Referring now to FIG. 8, this view shows another position in which the lock may hang-up during a coupling operation. In this position, contact occurs at a and at b, but not at c. However, in either the FIG. 7 or FIG. 8 positions the lock has failed to drop to its locking position relative to the knuckle.
The improved lock embodying the invention is formed with a bevelled flat rear surface 64 of substantial length on the rear side of the lock extending from the lower edge of vertical surface 48 downwardly and forwardly to the bottom of lock body 24 and being in opposed relation to lug 44. Surface 64 as thus arranged on the lock avoids the hang-up of the lock as shown in FIGS. 7 and 8. Referring to FIG. 9 which shows the improved lock in the same relative position in the coupler head as the lock in FIG. 8, it will be seen that a substantial clearance as at "f" exists between bevelled surface 64 and lug 44. Thus, the contact as at a in FIG. 8 has been completely avoided. Since the only contact now existing between the lock and the coupler head is between lug 54 and rib 50, the lock is, therefore, free to drop toward locking position. FIG. 10 shows the lock after it has dropped substantially further toward locking position, with surface 64 sliding along the rounded upper corner 44a of lug 44. This sliding continues until the lock drops to its locking position as shown in FIG. 1.

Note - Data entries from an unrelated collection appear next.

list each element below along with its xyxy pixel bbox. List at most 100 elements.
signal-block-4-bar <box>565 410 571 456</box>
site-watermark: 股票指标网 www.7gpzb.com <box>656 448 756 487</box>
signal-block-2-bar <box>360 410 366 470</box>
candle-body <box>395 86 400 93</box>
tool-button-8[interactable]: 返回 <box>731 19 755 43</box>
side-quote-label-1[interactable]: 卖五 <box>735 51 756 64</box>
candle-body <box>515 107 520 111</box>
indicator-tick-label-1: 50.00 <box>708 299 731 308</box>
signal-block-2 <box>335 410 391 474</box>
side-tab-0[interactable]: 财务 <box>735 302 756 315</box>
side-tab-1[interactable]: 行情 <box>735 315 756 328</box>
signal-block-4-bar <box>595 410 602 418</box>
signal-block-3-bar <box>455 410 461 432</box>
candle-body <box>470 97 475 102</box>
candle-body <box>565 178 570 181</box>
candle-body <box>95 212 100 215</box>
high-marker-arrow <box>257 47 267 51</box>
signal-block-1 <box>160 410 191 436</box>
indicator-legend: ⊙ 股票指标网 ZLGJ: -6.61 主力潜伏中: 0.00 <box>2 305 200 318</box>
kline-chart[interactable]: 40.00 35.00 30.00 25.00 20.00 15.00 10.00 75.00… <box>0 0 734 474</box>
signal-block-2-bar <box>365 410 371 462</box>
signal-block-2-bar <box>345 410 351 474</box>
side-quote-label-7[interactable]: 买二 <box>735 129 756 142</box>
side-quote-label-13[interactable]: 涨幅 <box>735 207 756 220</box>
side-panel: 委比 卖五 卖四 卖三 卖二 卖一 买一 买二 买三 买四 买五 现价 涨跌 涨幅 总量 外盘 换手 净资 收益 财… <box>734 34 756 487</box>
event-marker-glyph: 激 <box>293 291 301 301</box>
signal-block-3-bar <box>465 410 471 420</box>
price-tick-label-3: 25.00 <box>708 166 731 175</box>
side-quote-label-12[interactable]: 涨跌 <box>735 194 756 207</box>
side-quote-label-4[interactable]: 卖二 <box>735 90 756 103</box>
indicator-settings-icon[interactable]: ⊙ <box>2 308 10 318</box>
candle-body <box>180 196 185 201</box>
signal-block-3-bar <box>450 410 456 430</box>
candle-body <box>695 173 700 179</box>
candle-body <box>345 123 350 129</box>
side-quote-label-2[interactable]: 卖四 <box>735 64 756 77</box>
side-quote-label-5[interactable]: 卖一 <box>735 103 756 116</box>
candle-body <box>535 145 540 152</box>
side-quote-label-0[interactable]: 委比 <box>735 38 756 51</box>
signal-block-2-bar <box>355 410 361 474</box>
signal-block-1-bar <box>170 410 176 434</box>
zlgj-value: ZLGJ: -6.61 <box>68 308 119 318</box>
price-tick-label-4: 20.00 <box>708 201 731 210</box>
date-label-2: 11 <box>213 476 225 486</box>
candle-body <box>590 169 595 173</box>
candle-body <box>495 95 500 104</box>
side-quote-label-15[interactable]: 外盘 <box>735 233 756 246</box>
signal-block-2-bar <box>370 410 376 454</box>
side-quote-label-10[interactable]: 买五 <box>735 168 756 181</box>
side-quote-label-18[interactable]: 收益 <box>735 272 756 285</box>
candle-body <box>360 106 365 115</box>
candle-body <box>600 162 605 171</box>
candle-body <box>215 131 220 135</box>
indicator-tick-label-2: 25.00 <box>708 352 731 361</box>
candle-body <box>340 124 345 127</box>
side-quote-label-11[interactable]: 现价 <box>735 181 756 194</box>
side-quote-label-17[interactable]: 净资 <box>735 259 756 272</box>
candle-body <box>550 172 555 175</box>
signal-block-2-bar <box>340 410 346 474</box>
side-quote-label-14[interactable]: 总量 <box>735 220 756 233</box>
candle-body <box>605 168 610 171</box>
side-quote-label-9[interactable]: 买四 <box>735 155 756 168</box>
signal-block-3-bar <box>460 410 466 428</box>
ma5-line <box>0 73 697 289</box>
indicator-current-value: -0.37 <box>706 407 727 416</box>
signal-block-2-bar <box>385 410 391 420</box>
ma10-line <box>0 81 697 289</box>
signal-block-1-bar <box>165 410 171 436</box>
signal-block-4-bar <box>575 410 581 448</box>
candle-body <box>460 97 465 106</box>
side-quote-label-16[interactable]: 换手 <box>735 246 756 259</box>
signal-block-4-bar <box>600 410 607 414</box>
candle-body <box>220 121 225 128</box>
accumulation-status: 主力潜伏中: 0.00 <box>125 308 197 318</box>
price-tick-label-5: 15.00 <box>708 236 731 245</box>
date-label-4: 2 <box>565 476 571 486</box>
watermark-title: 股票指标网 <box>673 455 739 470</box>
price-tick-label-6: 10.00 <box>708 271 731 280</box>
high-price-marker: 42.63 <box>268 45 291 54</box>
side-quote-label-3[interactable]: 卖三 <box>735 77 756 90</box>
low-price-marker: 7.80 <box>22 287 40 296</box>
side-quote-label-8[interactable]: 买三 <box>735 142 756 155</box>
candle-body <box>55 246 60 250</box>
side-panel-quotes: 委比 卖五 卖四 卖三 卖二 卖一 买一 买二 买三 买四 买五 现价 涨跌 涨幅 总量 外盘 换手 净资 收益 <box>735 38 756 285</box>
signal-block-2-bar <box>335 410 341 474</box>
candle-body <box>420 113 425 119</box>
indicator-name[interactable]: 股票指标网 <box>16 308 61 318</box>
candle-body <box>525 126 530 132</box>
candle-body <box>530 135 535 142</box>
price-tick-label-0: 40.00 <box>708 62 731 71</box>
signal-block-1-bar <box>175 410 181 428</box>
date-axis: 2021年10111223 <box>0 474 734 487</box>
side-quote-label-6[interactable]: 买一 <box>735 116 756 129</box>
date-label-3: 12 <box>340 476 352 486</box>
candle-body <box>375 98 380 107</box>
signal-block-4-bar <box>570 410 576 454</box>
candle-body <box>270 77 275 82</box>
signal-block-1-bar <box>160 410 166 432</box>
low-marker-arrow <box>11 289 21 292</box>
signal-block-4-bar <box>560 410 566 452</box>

Referring particularly to FIG. 4 which shows the details of the arrangement of bevelled surface 64, it will be noted that this surface makes an angle of about 28° with vertical surface 48. This slope will avoid hang-up of the lock as it drops to locking position upon closing of the knuckle. Also, it will be observed that bevelled surface 64 at its upper end commences at the intersection of vertical surface 48 with the horizontal plane containing the longitudinal centerline of the coupler as at "g". Surface 64 is approximately 1-3/4 inches in length and its lower end intersects shoulder 56 at about 13/16 inches forwardly of vertical surface 48. Moreover, bevelled surface 64 is at least about 2-1/2 times the length of vertical surface 48.
While surface 64 has been shown as being flat, it will be appreciated that this surface if curved slightly, either convexly or concavely along a radius of at least about 6 inches or larger, will be satisfactory in avoiding the hang-up of the lock as shown in FIGS. 7 and 8.
While in FIG. 7 it appears that lower rear corner portion 70 of the lock rests on lug 44, this is not the case. Portion 70 is on the opposite side of the lock from shoulder 56, as is clear from FIGS. 3 and 6. It will be understood that lug 44 extends inwardly from sidewall 46 of the coupler head a small distance so that it overlaps only surfaces 48 and 64. The inward extent of lug 44 may be seen in FIGS. 5 and 11.
The invention has been shown applied to a standard E coupler but it will be understood that the benefits of the improved lock will also be obtained if it is used in other similar knuckle type couplers.